El informe lo dice sin rodeos: la sociedad sabe con mucha más claridad lo que no quiere que lo que quiere. Y en ese escenario, el oficialismo sobrevive más por la falta de alternativa que por fortaleza propia.
Ahora bien, dentro de ese cuadro general hay una fractura más profunda que el Gobierno no logra cerrar. El rechazo femenino. Casi el 70% de las mujeres desaprueba la gestión libertaria, con una diferencia de casi diez puntos respecto de los varones. No es ruido estadístico, es una señal estructural.
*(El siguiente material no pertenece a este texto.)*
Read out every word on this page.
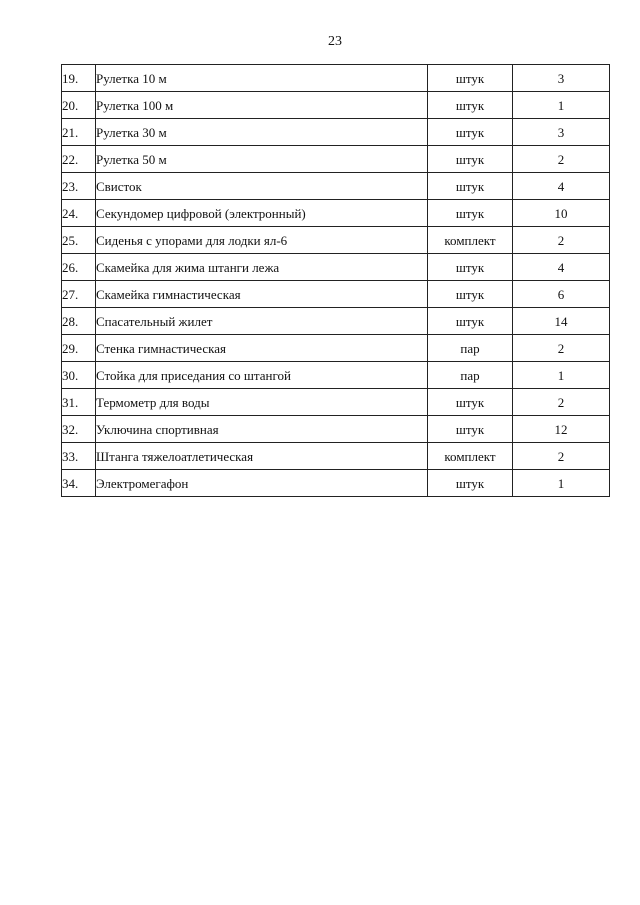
23
19.	Рулетка 10 м	штук	3
20.	Рулетка 100 м	штук	1
21.	Рулетка 30 м	штук	3
22.	Рулетка 50 м	штук	2
23.	Свисток	штук	4
24.	Секундомер цифровой (электронный)	штук	10
25.	Сиденья с упорами для лодки ял-6	комплект	2
26.	Скамейка для жима штанги лежа	штук	4
27.	Скамейка гимнастическая	штук	6
28.	Спасательный жилет	штук	14
29.	Стенка гимнастическая	пар	2
30.	Стойка для приседания со штангой	пар	1
31.	Термометр для воды	штук	2
32.	Уключина спортивная	штук	12
33.	Штанга тяжелоатлетическая	комплект	2
34.	Электромегафон	штук	1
En términos de estrategia electoral, es un problema serio. Sin recuperar ese segmento, cualquier proyecto de reelección queda condicionado. No hay narrativa económica que compense un rechazo social tan marcado en ese universo.
El desgaste interno y el efecto Adorni
Si el frente externo muestra desgaste, el interno empieza a exhibir fisuras más visibles. Y ahí aparece el llamado “efecto Adorni”, que funciona como síntoma de algo más profundo.
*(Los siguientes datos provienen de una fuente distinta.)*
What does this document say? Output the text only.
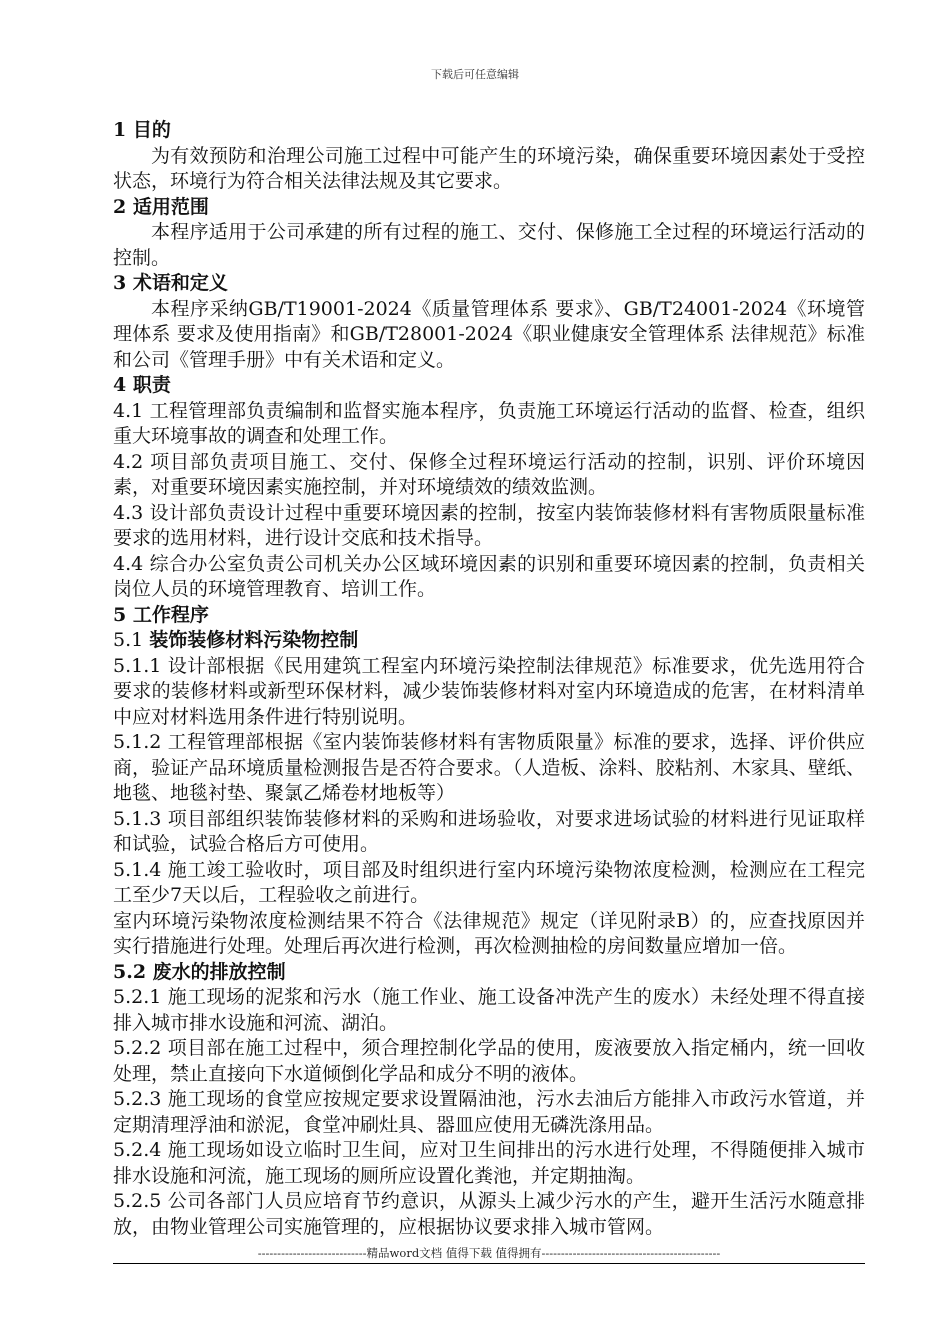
下载后可任意编辑

1 目的

为有效预防和治理公司施工过程中可能产生的环境污染，确保重要环境因素处于受控状态，环境行为符合相关法律法规及其它要求。

2 适用范围

本程序适用于公司承建的所有过程的施工、交付、保修施工全过程的环境运行活动的控制。

3 术语和定义

本程序采纳GB/T19001-2024《质量管理体系 要求》、GB/T24001-2024《环境管理体系 要求及使用指南》和GB/T28001-2024《职业健康安全管理体系 法律规范》标准和公司《管理手册》中有关术语和定义。

4 职责

4.1 工程管理部负责编制和监督实施本程序，负责施工环境运行活动的监督、检查，组织重大环境事故的调查和处理工作。

4.2 项目部负责项目施工、交付、保修全过程环境运行活动的控制，识别、评价环境因素，对重要环境因素实施控制，并对环境绩效的绩效监测。

4.3 设计部负责设计过程中重要环境因素的控制，按室内装饰装修材料有害物质限量标准要求的选用材料，进行设计交底和技术指导。

4.4 综合办公室负责公司机关办公区域环境因素的识别和重要环境因素的控制，负责相关岗位人员的环境管理教育、培训工作。

5 工作程序

5.1 装饰装修材料污染物控制

5.1.1 设计部根据《民用建筑工程室内环境污染控制法律规范》标准要求，优先选用符合要求的装修材料或新型环保材料，减少装饰装修材料对室内环境造成的危害，在材料清单中应对材料选用条件进行特别说明。

5.1.2 工程管理部根据《室内装饰装修材料有害物质限量》标准的要求，选择、评价供应商，验证产品环境质量检测报告是否符合要求。（人造板、涂料、胶粘剂、木家具、壁纸、地毯、地毯衬垫、聚氯乙烯卷材地板等）

5.1.3 项目部组织装饰装修材料的采购和进场验收，对要求进场试验的材料进行见证取样和试验，试验合格后方可使用。

5.1.4 施工竣工验收时，项目部及时组织进行室内环境污染物浓度检测，检测应在工程完工至少7天以后，工程验收之前进行。

室内环境污染物浓度检测结果不符合《法律规范》规定（详见附录B）的，应查找原因并实行措施进行处理。处理后再次进行检测，再次检测抽检的房间数量应增加一倍。

5.2 废水的排放控制

5.2.1 施工现场的泥浆和污水（施工作业、施工设备冲洗产生的废水）未经处理不得直接排入城市排水设施和河流、湖泊。

5.2.2 项目部在施工过程中，须合理控制化学品的使用，废液要放入指定桶内，统一回收处理，禁止直接向下水道倾倒化学品和成分不明的液体。

5.2.3 施工现场的食堂应按规定要求设置隔油池，污水去油后方能排入市政污水管道，并定期清理浮油和淤泥，食堂冲刷灶具、器皿应使用无磷洗涤用品。

5.2.4 施工现场如设立临时卫生间，应对卫生间排出的污水进行处理，不得随便排入城市排水设施和河流，施工现场的厕所应设置化粪池，并定期抽淘。

5.2.5 公司各部门人员应培育节约意识，从源头上减少污水的产生，避开生活污水随意排放，由物业管理公司实施管理的，应根据协议要求排入城市管网。

----------------------------精品word文档 值得下载 值得拥有----------------------------------------------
La figura del jefe de Gabinete supera el 70% de imagen negativa. No es un dato aislado. Es la evidencia de que el modelo comunicacional del Gobierno, que fue central en su construcción de poder, empieza a mostrar signos de agotamiento.
La sobreexposición, la lógica confrontativa permanente y la falta de resultados palpables empiezan a volverse en contra. Lo que antes ordenaba el relato, ahora amplifica el desgaste.
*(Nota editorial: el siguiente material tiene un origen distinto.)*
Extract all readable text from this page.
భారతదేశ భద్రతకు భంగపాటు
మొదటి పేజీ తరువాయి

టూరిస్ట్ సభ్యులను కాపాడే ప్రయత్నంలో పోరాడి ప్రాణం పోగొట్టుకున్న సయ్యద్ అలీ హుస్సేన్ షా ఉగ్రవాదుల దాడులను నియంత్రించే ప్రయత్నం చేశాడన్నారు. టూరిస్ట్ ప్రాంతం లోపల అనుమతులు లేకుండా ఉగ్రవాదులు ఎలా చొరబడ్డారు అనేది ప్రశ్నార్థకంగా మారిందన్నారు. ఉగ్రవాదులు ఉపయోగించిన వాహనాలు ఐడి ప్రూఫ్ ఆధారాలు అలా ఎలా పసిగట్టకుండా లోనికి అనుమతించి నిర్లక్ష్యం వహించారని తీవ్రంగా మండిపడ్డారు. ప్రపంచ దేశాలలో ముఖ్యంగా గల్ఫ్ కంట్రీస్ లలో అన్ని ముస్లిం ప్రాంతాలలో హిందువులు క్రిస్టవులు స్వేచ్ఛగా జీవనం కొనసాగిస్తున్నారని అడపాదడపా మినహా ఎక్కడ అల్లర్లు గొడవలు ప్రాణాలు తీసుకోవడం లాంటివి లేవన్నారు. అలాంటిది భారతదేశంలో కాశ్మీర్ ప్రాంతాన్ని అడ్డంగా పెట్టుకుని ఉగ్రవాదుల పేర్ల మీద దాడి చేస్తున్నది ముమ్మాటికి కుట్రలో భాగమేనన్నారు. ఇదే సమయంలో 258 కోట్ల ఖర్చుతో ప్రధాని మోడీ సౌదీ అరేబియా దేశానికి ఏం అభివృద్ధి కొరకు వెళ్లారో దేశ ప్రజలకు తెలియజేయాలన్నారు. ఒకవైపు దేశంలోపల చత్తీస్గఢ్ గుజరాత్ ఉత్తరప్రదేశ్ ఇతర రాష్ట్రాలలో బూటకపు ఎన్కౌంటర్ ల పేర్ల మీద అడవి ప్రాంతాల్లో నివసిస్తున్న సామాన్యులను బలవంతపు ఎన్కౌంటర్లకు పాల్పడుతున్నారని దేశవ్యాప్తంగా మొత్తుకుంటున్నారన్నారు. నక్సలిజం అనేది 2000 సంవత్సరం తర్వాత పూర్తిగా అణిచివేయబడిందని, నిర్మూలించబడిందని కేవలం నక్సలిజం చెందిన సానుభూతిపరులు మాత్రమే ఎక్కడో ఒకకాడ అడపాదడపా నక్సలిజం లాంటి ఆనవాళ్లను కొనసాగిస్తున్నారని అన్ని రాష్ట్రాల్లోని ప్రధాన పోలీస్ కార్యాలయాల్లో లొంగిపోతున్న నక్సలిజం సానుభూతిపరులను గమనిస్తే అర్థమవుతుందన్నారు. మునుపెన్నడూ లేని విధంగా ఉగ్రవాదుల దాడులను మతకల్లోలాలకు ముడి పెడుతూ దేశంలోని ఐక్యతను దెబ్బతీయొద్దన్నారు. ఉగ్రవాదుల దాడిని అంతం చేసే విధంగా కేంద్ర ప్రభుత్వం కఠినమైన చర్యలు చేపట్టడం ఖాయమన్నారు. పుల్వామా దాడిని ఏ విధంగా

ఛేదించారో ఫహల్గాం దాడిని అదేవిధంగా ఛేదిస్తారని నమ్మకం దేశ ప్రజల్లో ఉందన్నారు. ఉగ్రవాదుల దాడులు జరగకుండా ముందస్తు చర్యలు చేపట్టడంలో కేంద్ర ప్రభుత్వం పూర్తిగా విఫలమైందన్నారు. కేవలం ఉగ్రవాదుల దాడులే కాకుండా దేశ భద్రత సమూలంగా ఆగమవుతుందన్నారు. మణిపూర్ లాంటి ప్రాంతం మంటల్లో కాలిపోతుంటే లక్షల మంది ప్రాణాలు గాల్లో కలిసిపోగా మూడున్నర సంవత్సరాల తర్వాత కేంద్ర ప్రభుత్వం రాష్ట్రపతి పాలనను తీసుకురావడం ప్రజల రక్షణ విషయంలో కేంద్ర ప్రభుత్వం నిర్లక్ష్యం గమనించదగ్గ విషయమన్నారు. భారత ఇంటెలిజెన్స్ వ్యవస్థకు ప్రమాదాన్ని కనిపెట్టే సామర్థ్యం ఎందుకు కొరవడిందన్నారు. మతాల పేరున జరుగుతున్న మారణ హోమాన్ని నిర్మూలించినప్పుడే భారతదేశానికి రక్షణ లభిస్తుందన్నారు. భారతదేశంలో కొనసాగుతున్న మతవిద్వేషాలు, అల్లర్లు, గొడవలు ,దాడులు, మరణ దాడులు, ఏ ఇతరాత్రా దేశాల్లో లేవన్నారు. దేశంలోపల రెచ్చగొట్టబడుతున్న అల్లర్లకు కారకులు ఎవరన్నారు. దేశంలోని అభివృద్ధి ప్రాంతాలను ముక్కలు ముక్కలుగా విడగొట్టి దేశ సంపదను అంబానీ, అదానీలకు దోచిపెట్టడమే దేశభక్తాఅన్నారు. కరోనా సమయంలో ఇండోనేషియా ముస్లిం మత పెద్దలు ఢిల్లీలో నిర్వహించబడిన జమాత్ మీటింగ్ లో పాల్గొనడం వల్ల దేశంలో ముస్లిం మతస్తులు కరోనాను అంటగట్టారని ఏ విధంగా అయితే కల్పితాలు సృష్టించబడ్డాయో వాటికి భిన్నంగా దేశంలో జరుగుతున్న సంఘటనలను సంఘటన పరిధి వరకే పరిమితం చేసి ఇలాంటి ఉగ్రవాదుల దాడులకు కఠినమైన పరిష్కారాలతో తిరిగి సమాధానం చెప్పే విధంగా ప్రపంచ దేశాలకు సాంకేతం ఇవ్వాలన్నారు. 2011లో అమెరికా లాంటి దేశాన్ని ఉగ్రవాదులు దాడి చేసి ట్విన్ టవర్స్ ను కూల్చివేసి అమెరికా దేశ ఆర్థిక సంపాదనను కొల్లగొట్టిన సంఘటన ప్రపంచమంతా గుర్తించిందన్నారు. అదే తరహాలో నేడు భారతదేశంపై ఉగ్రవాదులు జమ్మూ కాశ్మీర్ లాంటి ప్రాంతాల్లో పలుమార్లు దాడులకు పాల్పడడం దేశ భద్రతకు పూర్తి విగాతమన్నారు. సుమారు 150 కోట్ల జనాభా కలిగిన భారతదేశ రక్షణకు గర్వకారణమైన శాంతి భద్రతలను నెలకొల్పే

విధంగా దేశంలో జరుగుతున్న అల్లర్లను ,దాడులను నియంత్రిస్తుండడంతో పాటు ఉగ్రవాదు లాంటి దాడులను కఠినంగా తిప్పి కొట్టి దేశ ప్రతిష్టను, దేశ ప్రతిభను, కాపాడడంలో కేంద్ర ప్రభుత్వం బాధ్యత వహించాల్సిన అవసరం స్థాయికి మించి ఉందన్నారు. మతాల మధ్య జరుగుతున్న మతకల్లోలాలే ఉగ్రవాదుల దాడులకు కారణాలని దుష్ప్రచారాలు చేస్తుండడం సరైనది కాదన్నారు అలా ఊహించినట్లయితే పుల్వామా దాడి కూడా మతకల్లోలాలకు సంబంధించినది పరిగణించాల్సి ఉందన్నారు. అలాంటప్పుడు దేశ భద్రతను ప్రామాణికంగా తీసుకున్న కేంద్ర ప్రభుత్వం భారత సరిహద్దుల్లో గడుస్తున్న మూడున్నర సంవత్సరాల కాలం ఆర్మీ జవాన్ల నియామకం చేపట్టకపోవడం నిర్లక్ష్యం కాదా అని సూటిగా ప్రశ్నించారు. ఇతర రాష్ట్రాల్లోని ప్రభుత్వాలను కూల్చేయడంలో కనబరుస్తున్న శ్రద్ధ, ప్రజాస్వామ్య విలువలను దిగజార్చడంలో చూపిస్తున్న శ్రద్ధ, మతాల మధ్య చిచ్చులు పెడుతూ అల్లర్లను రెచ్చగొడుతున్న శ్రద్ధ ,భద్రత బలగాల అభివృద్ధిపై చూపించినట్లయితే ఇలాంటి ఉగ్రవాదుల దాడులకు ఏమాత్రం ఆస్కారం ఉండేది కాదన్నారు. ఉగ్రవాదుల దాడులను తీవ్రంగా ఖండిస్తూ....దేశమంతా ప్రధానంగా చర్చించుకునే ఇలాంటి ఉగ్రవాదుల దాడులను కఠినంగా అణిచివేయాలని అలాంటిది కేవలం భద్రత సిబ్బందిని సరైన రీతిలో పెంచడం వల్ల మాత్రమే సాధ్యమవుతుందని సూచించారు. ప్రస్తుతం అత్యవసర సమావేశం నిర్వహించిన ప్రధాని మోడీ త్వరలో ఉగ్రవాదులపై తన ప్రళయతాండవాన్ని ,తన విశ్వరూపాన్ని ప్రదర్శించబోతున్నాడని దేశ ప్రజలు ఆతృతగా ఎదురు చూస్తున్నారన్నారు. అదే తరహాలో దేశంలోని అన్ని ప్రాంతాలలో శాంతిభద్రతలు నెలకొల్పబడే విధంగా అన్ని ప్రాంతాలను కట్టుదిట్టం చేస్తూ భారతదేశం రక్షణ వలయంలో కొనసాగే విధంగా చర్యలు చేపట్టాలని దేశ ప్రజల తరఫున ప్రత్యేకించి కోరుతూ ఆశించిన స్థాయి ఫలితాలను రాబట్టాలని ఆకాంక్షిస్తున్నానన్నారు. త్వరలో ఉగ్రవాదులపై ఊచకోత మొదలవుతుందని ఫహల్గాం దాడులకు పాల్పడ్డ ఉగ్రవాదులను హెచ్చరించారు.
Karina Milei también queda atrapada en esa dinámica, con niveles de rechazo que superan el 65%. El círculo íntimo del Presidente ya no funciona como blindaje. Empieza a ser parte del problema.
En ese tablero, la paradoja es evidente. Patricia Bullrich, con una imagen negativa del 55,5%, aparece como la figura que mejor resiste dentro del oficialismo. No porque crezca, sino porque cae menos. En política, a veces eso alcanza para reposicionarse.
El propio Milei mantiene su núcleo duro, pero sin expansión. Se mueve en torno al 35% de aprobación y un 60% de rechazo. No pierde todo, pero tampoco suma. Y en política, cuando no creces, empezás a retroceder.
El dato más incómodo para el oficialismo es que el desgaste ya no es individual. Se volvió sistémico. Atraviesa al Presidente, a su hermana, a su jefe de Gabinete y al esquema comunicacional que sostuvo la primera etapa del gobierno.
En paralelo, el mapa electoral empieza a mostrar una fragmentación que explica por qué el Gobierno sigue en pie. El peronismo, en distintos escenarios, ronda entre el 28% y el 31%. La Libertad Avanza se ubica entre el 22% y el 24%. El resto del sistema político queda disperso en porcentajes bajos.
No hay liderazgo claro. No hay mayoría consolidada. Lo que hay es un sistema en suspenso.
Y en ese contexto, el verdadero problema para Milei no es la caída, sino la pérdida de iniciativa. Cuando un gobierno deja de marcar la agenda, empieza a correr detrás de los hechos. Y cuando corre, se desgasta más rápido.
La oposición tampoco logra ordenar ese escenario. No hay una figura que sintetice el descontento. No hay una propuesta que convierta el malestar en expectativa. Y eso le da aire al oficialismo. Pero ese aire no es infinito.
Porque cuando siete de cada diez argentinos dicen que quieren un cambio, la discusión deja de ser si va a pasar y pasa a ser cuándo y quién lo va a capitalizar. Y en política, el tiempo entre una cosa y la otra suele ser más corto de lo que parece.
El Gobierno todavía tiene una ventaja. La ausencia de una alternativa clara. Pero esa ventaja es frágil. Porque no depende de lo que haga bien, sino de lo que los otros todavía no logran hacer. Y esa no es una estrategia. Es apenas una tregua.